Give the domain of the following functions. Give your answer in interval notation. a) f(x)= 5x-2/x^2-5x+6 and b) square root of 5-2x
a) f(x) = (5x-2)/((x-2)(x-3)) , the brackets are essential.
domain: any real number , except x=2, x=3
b) f(x) = √(5-2x)
we can't take the square root of a negative, so
5-2x ≥ 0
-2x ≥ -5
x ≤ 5/2
To find the domain of a given function, we need to determine the set of all possible values that the input variable (in this case, x) can take. In other words, we are looking for any restrictions or values that would make the function undefined.
a) Let's find the domain of the function f(x) = (5x - 2)/(x^2 - 5x + 6):
First, we need to consider any values of x that would make the denominator equal to zero, as dividing by zero is undefined.
In this case, the denominator is a quadratic expression (x^2 - 5x + 6), so we can check if it can be factored.
The factored form of the denominator is (x - 2)(x - 3).
By setting each factor equal to zero and solving, we can find the values of x that make the denominator zero:
x - 2 = 0 --> x = 2
x - 3 = 0 --> x = 3
So, the function will be undefined when x is equal to 2 or 3.
Therefore, the domain of the function f(x) = (5x - 2)/(x^2 - 5x + 6) is all real numbers except x = 2 and x = 3. In interval notation, this can be written as (-∞, 2) U (2, 3) U (3, +∞).
b) Let's find the domain of the function g(x) = √(5 - 2x):
The square root function (√) is defined for all non-negative real numbers since the square root of a negative number is undefined within the real number system.
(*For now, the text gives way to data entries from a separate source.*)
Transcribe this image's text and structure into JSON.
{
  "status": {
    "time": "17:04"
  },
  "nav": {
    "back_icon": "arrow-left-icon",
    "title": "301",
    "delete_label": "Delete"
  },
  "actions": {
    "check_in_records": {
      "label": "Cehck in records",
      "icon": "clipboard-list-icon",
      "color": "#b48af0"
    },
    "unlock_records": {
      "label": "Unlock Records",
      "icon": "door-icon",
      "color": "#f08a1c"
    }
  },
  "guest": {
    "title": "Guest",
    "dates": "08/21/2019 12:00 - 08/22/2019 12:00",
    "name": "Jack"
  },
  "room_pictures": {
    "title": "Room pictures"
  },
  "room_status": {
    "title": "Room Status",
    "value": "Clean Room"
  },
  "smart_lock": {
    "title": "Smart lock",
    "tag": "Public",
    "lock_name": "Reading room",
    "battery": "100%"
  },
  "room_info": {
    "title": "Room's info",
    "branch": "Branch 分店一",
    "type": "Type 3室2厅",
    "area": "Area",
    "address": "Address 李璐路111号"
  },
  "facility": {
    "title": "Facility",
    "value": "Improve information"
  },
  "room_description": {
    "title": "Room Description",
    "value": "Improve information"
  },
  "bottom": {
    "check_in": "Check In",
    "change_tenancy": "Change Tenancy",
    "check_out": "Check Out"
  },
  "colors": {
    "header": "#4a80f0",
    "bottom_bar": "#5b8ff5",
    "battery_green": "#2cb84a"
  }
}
For the given function, the expression inside the square root (√(5 - 2x)) must be greater than or equal to zero:
5 - 2x ≥ 0
To solve this inequality, we can isolate x:
-2x ≥ -5
Divide both sides of the inequality by -2, remembering to reverse the inequality sign when dividing by a negative number:
x ≤ 5/2
Therefore, the domain of the function g(x) = √(5 - 2x) is all real numbers x such that x is less than or equal to 5/2. In interval notation, this can be written as (-∞, 5/2].